Euro 2008
Aby po zwycięstwie nad Czechami niektórym się w głowach nie poprzewracało, dla przypomnienia i ku przestrodze wiersz o wydarzeniach sprzed kilku miesięcy.
U kibiców tęga mina,
Dzisiaj Euro się zaczyna.
Kto zabłyśnie, a kto zgaśnie?
Wszystkich drużyn jest szesnaście.
Turcja, Czechy, Portugalia,
Już nie liczy się Szwajcaria.
Z Rosją się mordują Szwedzi,
Grecja się z Hiszpanią biedzi.
Kiepsko z Francją i Włochami,
Przegrywają z Holendrami.
Cienko też Rumunia przędzie,
Stając z nimi w jednym rzędzie.
Lecz Chorwacja jest wesoła,
Austria wszystkim stawia czoła,
Niemcy puszą się, my też,
No bo przecież sam pan wiesz…
Rozpalone płoną lica,
Każdy zmienia się w kibica
Przesiąknięty tą ideą,
Że powinien kochać Leo.
Chęć zwycięstwa z twarzy pała,
Dół czerwony, góra biała,
Nie możemy dziś dać plamy,
Bo z Niemcami przecież gramy!
Broni Boruc, jest Smolarek,
Wchodzi Saganowski Marek,
A najlepsi strzelcy z Polski
To są Klose i Podolski.
Mecz się zaczął i już trwoga,
Żurawskiego boli noga.
Leo w środkach nie przebiera,
Szybko wstawia zań Rogera.
Potem jest już tylko gorzej,
Chociaż miało iść na noże.
Pogubiły nam się chłopy.
Nici z mistrzostwa Europy.
Komentarze (4)
Swietny wiersz, czytalam z napieciem. Super rymy!

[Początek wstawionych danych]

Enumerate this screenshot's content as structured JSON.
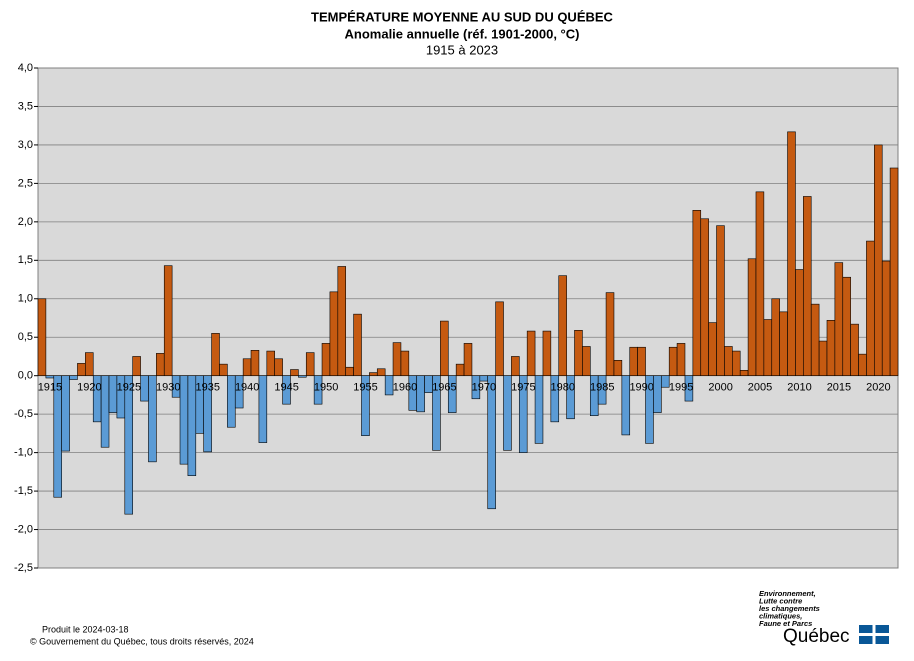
{
  "chart_data": {
    "type": "bar",
    "title": "TEMPÉRATURE MOYENNE AU SUD DU QUÉBEC",
    "subtitle": "Anomalie annuelle (réf. 1901-2000, °C)",
    "period": "1915 à 2023",
    "categories": [
      "1915",
      null,
      null,
      null,
      null,
      "1920",
      null,
      null,
      null,
      null,
      "1925",
      null,
      null,
      null,
      null,
      "1930",
      null,
      null,
      null,
      null,
      "1935",
      null,
      null,
      null,
      null,
      "1940",
      null,
      null,
      null,
      null,
      "1945",
      null,
      null,
      null,
      null,
      "1950",
      null,
      null,
      null,
      null,
      "1955",
      null,
      null,
      null,
      null,
      "1960",
      null,
      null,
      null,
      null,
      "1965",
      null,
      null,
      null,
      null,
      "1970",
      null,
      null,
      null,
      null,
      "1975",
      null,
      null,
      null,
      null,
      "1980",
      null,
      null,
      null,
      null,
      "1985",
      null,
      null,
      null,
      null,
      "1990",
      null,
      null,
      null,
      null,
      "1995",
      null,
      null,
      null,
      null,
      "2000",
      null,
      null,
      null,
      null,
      "2005",
      null,
      null,
      null,
      null,
      "2010",
      null,
      null,
      null,
      null,
      "2015",
      null,
      null,
      null,
      null,
      "2020",
      null,
      null,
      null
    ],
    "values": [
      1.0,
      -0.03,
      -1.58,
      -0.98,
      -0.05,
      0.16,
      0.3,
      -0.6,
      -0.93,
      -0.48,
      -0.55,
      -1.8,
      0.25,
      -0.33,
      -1.12,
      0.29,
      1.43,
      -0.28,
      -1.15,
      -1.3,
      -0.75,
      -0.99,
      0.55,
      0.15,
      -0.67,
      -0.42,
      0.22,
      0.33,
      -0.87,
      0.32,
      0.22,
      -0.37,
      0.08,
      -0.02,
      0.3,
      -0.37,
      0.42,
      1.09,
      1.42,
      0.11,
      0.8,
      -0.78,
      0.04,
      0.09,
      -0.25,
      0.43,
      0.32,
      -0.45,
      -0.47,
      -0.22,
      -0.97,
      0.71,
      -0.48,
      0.15,
      0.42,
      -0.3,
      -0.07,
      -1.73,
      0.96,
      -0.97,
      0.25,
      -1.0,
      0.58,
      -0.88,
      0.58,
      -0.6,
      1.3,
      -0.56,
      0.59,
      0.38,
      -0.52,
      -0.37,
      1.08,
      0.2,
      -0.77,
      0.37,
      0.37,
      -0.88,
      -0.48,
      -0.15,
      0.37,
      0.42,
      -0.33,
      2.15,
      2.04,
      0.69,
      1.95,
      0.38,
      0.32,
      0.07,
      1.52,
      2.39,
      0.73,
      1.0,
      0.83,
      3.17,
      1.38,
      2.33,
      0.93,
      0.45,
      0.72,
      1.47,
      1.28,
      0.67,
      0.28,
      1.75,
      3.0,
      1.49,
      2.7
    ],
    "positive_color": "#c55a11",
    "negative_color": "#5b9bd5",
    "ylim": [
      -2.5,
      4.0
    ],
    "yticks": [
      {
        "value": 4.0,
        "label": "4,0"
      },
      {
        "value": 3.5,
        "label": "3,5"
      },
      {
        "value": 3.0,
        "label": "3,0"
      },
      {
        "value": 2.5,
        "label": "2,5"
      },
      {
        "value": 2.0,
        "label": "2,0"
      },
      {
        "value": 1.5,
        "label": "1,5"
      },
      {
        "value": 1.0,
        "label": "1,0"
      },
      {
        "value": 0.5,
        "label": "0,5"
      },
      {
        "value": 0,
        "label": "0,0"
      },
      {
        "value": -0.5,
        "label": "-0,5"
      },
      {
        "value": -1.0,
        "label": "-1,0"
      },
      {
        "value": -1.5,
        "label": "-1,5"
      },
      {
        "value": -2.0,
        "label": "-2,0"
      },
      {
        "value": -2.5,
        "label": "-2,5"
      }
    ],
    "grid": true
  },
  "footer": {
    "produced": "Produit le 2024-03-18",
    "copyright": "© Gouvernement du Québec, tous droits réservés, 2024",
    "ministry": [
      "Environnement,",
      "Lutte contre",
      "les changements",
      "climatiques,",
      "Faune et Parcs"
    ],
    "brand": "Québec"
  }
}
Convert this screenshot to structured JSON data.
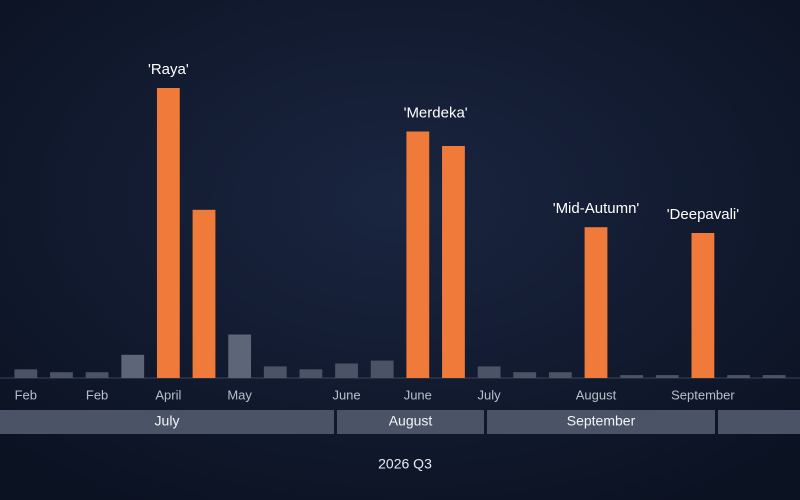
{
  "chart_data": {
    "type": "bar",
    "categories": [
      "Feb",
      null,
      "Feb",
      null,
      "April",
      null,
      "May",
      null,
      null,
      "June",
      null,
      "June",
      null,
      "July",
      null,
      null,
      "August",
      null,
      null,
      "September",
      null,
      null
    ],
    "values": [
      3,
      2,
      2,
      8,
      100,
      58,
      15,
      4,
      3,
      5,
      6,
      85,
      80,
      4,
      2,
      2,
      52,
      1,
      1,
      50,
      1,
      1
    ],
    "bar_colors": [
      "#4a5466",
      "#4a5466",
      "#4a5466",
      "#5c6678",
      "#f07a3a",
      "#f07a3a",
      "#5c6678",
      "#4a5466",
      "#4a5466",
      "#4a5466",
      "#4a5466",
      "#f07a3a",
      "#f07a3a",
      "#4a5466",
      "#4a5466",
      "#4a5466",
      "#f07a3a",
      "#4a5466",
      "#4a5466",
      "#f07a3a",
      "#4a5466",
      "#4a5466"
    ],
    "ylim": [
      0,
      100
    ],
    "annotations": [
      "'Raya'",
      "'Merdeka'",
      "'Mid-Autumn'",
      "'Deepavali'"
    ],
    "groups": [
      "July",
      "August",
      "September"
    ],
    "period_label": "2026 Q3"
  }
}
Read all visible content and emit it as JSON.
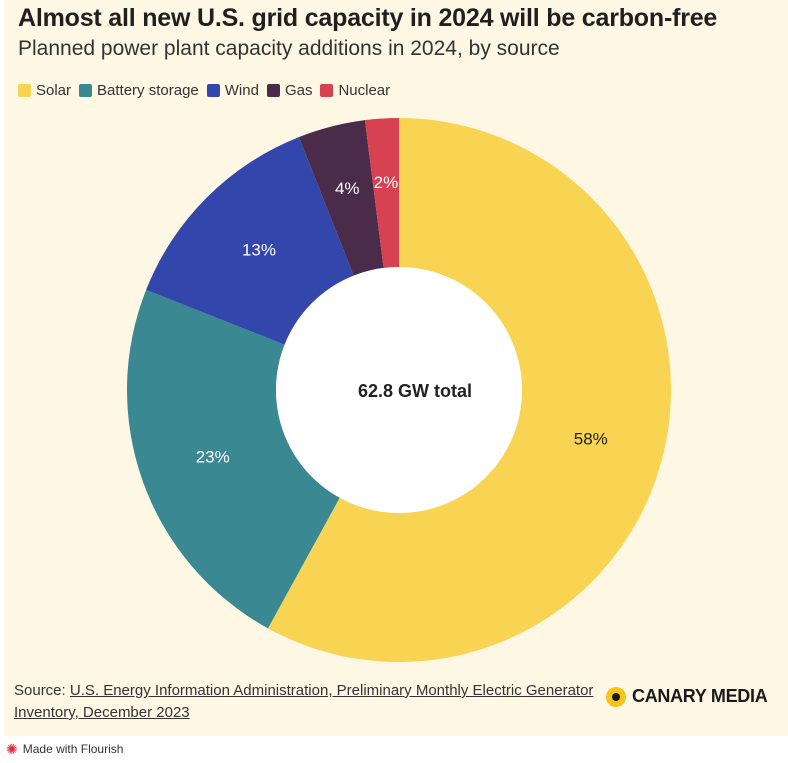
{
  "header": {
    "title": "Almost all new U.S. grid capacity in 2024 will be carbon-free",
    "subtitle": "Planned power plant capacity additions in 2024, by source"
  },
  "chart_data": {
    "type": "pie",
    "title": "Almost all new U.S. grid capacity in 2024 will be carbon-free",
    "subtitle": "Planned power plant capacity additions in 2024, by source",
    "legend_position": "top-left",
    "center_label": "62.8 GW total",
    "slices": [
      {
        "name": "Solar",
        "value": 58,
        "label": "58%",
        "color": "#f9d352",
        "label_color": "#222222"
      },
      {
        "name": "Battery storage",
        "value": 23,
        "label": "23%",
        "color": "#3a8891",
        "label_color": "#ffffff"
      },
      {
        "name": "Wind",
        "value": 13,
        "label": "13%",
        "color": "#3346ac",
        "label_color": "#ffffff"
      },
      {
        "name": "Gas",
        "value": 4,
        "label": "4%",
        "color": "#4a2c4a",
        "label_color": "#ffffff"
      },
      {
        "name": "Nuclear",
        "value": 2,
        "label": "2%",
        "color": "#d84152",
        "label_color": "#ffffff"
      }
    ]
  },
  "footer": {
    "source_prefix": "Source: ",
    "source_text": "U.S. Energy Information Administration, Preliminary Monthly Electric Generator Inventory, December 2023",
    "logo": "CANARY MEDIA",
    "made_with": "Made with Flourish"
  },
  "colors": {
    "background": "#fdf7e4"
  }
}
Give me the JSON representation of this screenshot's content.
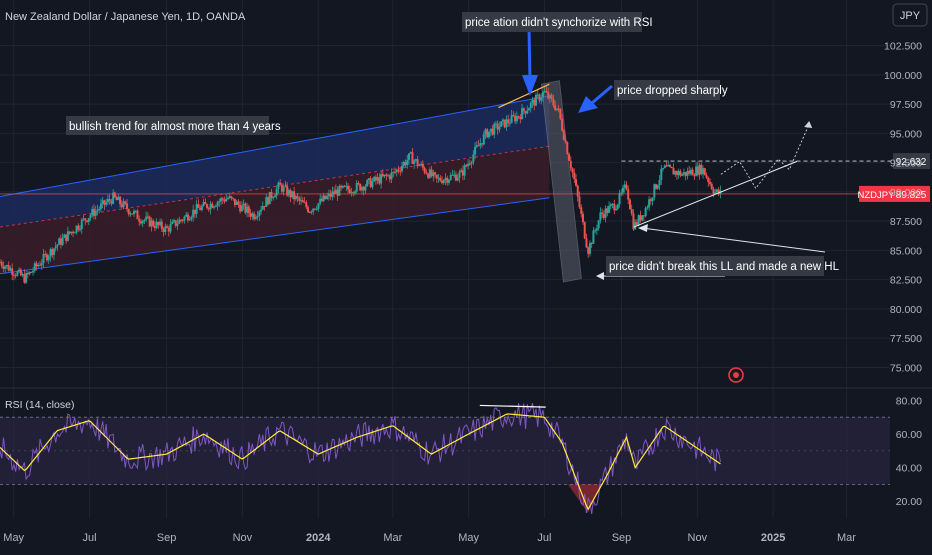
{
  "header": {
    "symbol_title": "New Zealand Dollar / Japanese Yen, 1D, OANDA",
    "currency_button": "JPY"
  },
  "colors": {
    "background": "#131722",
    "grid": "#1f2433",
    "axis_text": "#b2b5be",
    "candle_up": "#26a69a",
    "candle_down": "#ef5350",
    "channel_line": "#2962ff",
    "channel_upper_fill": "#1c2a5a",
    "channel_lower_fill": "#3a1c28",
    "mid_dashed": "#f23645",
    "rsi_line": "#7e57c2",
    "rsi_ma": "#ffeb3b",
    "rsi_band": "#2a2540",
    "annotation_bg": "#363a45",
    "annotation_text": "#ffffff",
    "arrow_blue": "#2962ff",
    "price_label_bg": "#f23645"
  },
  "chart_data": {
    "type": "candlestick",
    "title": "New Zealand Dollar / Japanese Yen, 1D, OANDA",
    "price_axis": {
      "ticks": [
        "102.500",
        "100.000",
        "97.500",
        "95.000",
        "92.500",
        "90.000",
        "87.500",
        "85.000",
        "82.500",
        "80.000",
        "77.500",
        "75.000"
      ],
      "range": [
        73.5,
        104.0
      ]
    },
    "time_axis": {
      "labels": [
        "May",
        "Jul",
        "Sep",
        "Nov",
        "2024",
        "Mar",
        "May",
        "Jul",
        "Sep",
        "Nov",
        "2025",
        "Mar"
      ]
    },
    "price_path": [
      {
        "date": "2023-04-20",
        "close": 84.0
      },
      {
        "date": "2023-05-10",
        "close": 82.6
      },
      {
        "date": "2023-06-05",
        "close": 85.5
      },
      {
        "date": "2023-07-01",
        "close": 88.0
      },
      {
        "date": "2023-07-20",
        "close": 89.5
      },
      {
        "date": "2023-08-10",
        "close": 87.8
      },
      {
        "date": "2023-09-01",
        "close": 86.8
      },
      {
        "date": "2023-09-25",
        "close": 88.5
      },
      {
        "date": "2023-10-20",
        "close": 89.5
      },
      {
        "date": "2023-11-10",
        "close": 88.0
      },
      {
        "date": "2023-12-01",
        "close": 90.5
      },
      {
        "date": "2023-12-25",
        "close": 88.5
      },
      {
        "date": "2024-01-15",
        "close": 90.0
      },
      {
        "date": "2024-02-05",
        "close": 90.5
      },
      {
        "date": "2024-03-01",
        "close": 91.5
      },
      {
        "date": "2024-03-15",
        "close": 93.0
      },
      {
        "date": "2024-04-05",
        "close": 91.0
      },
      {
        "date": "2024-04-25",
        "close": 91.5
      },
      {
        "date": "2024-05-15",
        "close": 95.0
      },
      {
        "date": "2024-06-10",
        "close": 96.5
      },
      {
        "date": "2024-07-01",
        "close": 98.5
      },
      {
        "date": "2024-07-12",
        "close": 97.0
      },
      {
        "date": "2024-07-25",
        "close": 91.0
      },
      {
        "date": "2024-08-05",
        "close": 85.0
      },
      {
        "date": "2024-08-15",
        "close": 88.0
      },
      {
        "date": "2024-08-28",
        "close": 89.0
      },
      {
        "date": "2024-09-05",
        "close": 90.5
      },
      {
        "date": "2024-09-11",
        "close": 87.0
      },
      {
        "date": "2024-09-20",
        "close": 88.5
      },
      {
        "date": "2024-10-05",
        "close": 92.0
      },
      {
        "date": "2024-10-20",
        "close": 91.5
      },
      {
        "date": "2024-11-05",
        "close": 92.0
      },
      {
        "date": "2024-11-15",
        "close": 90.0
      },
      {
        "date": "2024-11-20",
        "close": 89.8
      }
    ],
    "last_price": {
      "label": "NZDJPY",
      "value": "89.825",
      "numeric": 89.825
    },
    "level_line": {
      "value": "92.632",
      "numeric": 92.632
    },
    "channel": {
      "upper": [
        {
          "date": "2023-04-20",
          "price": 89.6
        },
        {
          "date": "2024-07-05",
          "price": 98.2
        }
      ],
      "mid": [
        {
          "date": "2023-04-20",
          "price": 87.0
        },
        {
          "date": "2024-07-05",
          "price": 93.9
        }
      ],
      "lower": [
        {
          "date": "2023-04-20",
          "price": 83.0
        },
        {
          "date": "2024-07-05",
          "price": 89.5
        }
      ]
    },
    "trendline_hl": [
      {
        "date": "2024-09-11",
        "price": 87.0
      },
      {
        "date": "2025-01-20",
        "price": 92.6
      }
    ],
    "rsi": {
      "label": "RSI (14, close)",
      "ticks": [
        "80.00",
        "60.00",
        "40.00",
        "20.00"
      ],
      "range": [
        10,
        85
      ],
      "band": [
        30,
        70
      ],
      "midline": 50,
      "path": [
        {
          "date": "2023-04-20",
          "value": 52
        },
        {
          "date": "2023-05-10",
          "value": 38
        },
        {
          "date": "2023-06-05",
          "value": 62
        },
        {
          "date": "2023-07-01",
          "value": 68
        },
        {
          "date": "2023-08-01",
          "value": 45
        },
        {
          "date": "2023-09-01",
          "value": 48
        },
        {
          "date": "2023-10-01",
          "value": 60
        },
        {
          "date": "2023-11-01",
          "value": 45
        },
        {
          "date": "2023-12-01",
          "value": 62
        },
        {
          "date": "2024-01-01",
          "value": 48
        },
        {
          "date": "2024-02-01",
          "value": 58
        },
        {
          "date": "2024-03-01",
          "value": 65
        },
        {
          "date": "2024-04-01",
          "value": 48
        },
        {
          "date": "2024-05-01",
          "value": 60
        },
        {
          "date": "2024-06-01",
          "value": 72
        },
        {
          "date": "2024-07-01",
          "value": 70
        },
        {
          "date": "2024-07-15",
          "value": 55
        },
        {
          "date": "2024-08-05",
          "value": 15
        },
        {
          "date": "2024-08-20",
          "value": 35
        },
        {
          "date": "2024-09-05",
          "value": 58
        },
        {
          "date": "2024-09-12",
          "value": 40
        },
        {
          "date": "2024-10-05",
          "value": 65
        },
        {
          "date": "2024-10-25",
          "value": 55
        },
        {
          "date": "2024-11-20",
          "value": 42
        }
      ]
    }
  },
  "annotations": {
    "bullish": "bullish trend for almost more than 4 years",
    "rsi_divergence": "price ation didn't synchorize with RSI",
    "dropped": "price dropped sharply",
    "hl": "price didn't break this LL and made a new HL"
  }
}
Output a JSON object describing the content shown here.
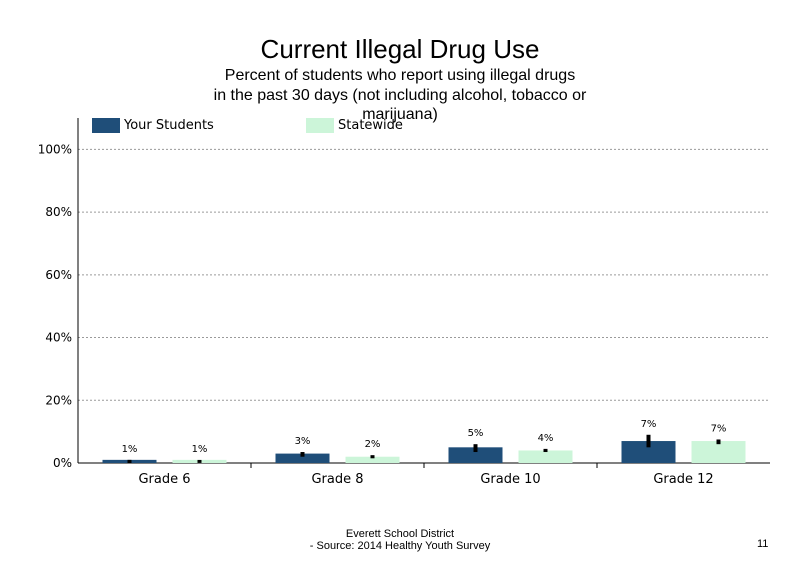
{
  "title": "Current Illegal Drug Use",
  "subtitle_lines": [
    "Percent of students who report using illegal drugs",
    "in the past 30 days (not including alcohol, tobacco or",
    "marijuana)"
  ],
  "footer": {
    "line1": "Everett School District",
    "line2": "- Source: 2014 Healthy Youth Survey",
    "page_number": "11"
  },
  "chart_data": {
    "type": "bar",
    "categories": [
      "Grade 6",
      "Grade 8",
      "Grade 10",
      "Grade 12"
    ],
    "series": [
      {
        "name": "Your Students",
        "color": "#1f4e79",
        "values": [
          1,
          3,
          5,
          7
        ],
        "labels": [
          "1%",
          "3%",
          "5%",
          "7%"
        ],
        "error": [
          [
            0,
            1
          ],
          [
            2,
            3.5
          ],
          [
            3.5,
            6
          ],
          [
            5,
            9
          ]
        ]
      },
      {
        "name": "Statewide",
        "color": "#ccf5d9",
        "values": [
          1,
          2,
          4,
          7
        ],
        "labels": [
          "1%",
          "2%",
          "4%",
          "7%"
        ],
        "error": [
          [
            0.5,
            0.5
          ],
          [
            1.5,
            2.5
          ],
          [
            3.5,
            4.5
          ],
          [
            6,
            7.5
          ]
        ]
      }
    ],
    "ylim": [
      0,
      110
    ],
    "yticks": [
      0,
      20,
      40,
      60,
      80,
      100
    ],
    "ytick_labels": [
      "0%",
      "20%",
      "40%",
      "60%",
      "80%",
      "100%"
    ],
    "grid": "horizontal-dotted",
    "legend_position": "top-left"
  }
}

zeby pilkaze zagrali tak dobrze jak Tobie udalo sie
wiersz napisac to na pewnu byloby mistrzostwo
Zgrabnie i z humorem. Czuje się atmosferę napięcia,
oczekiwań, które zazwyczaj towarzyszą igrzyskom.
Szkoda, że dla nas trwają za krótko. Na pocieszenie,
mamy najwierniejszych kibiców - nie tylko w Europie.
;)
To świetna satyra!Zwłaszcza na wygórowane ambicje!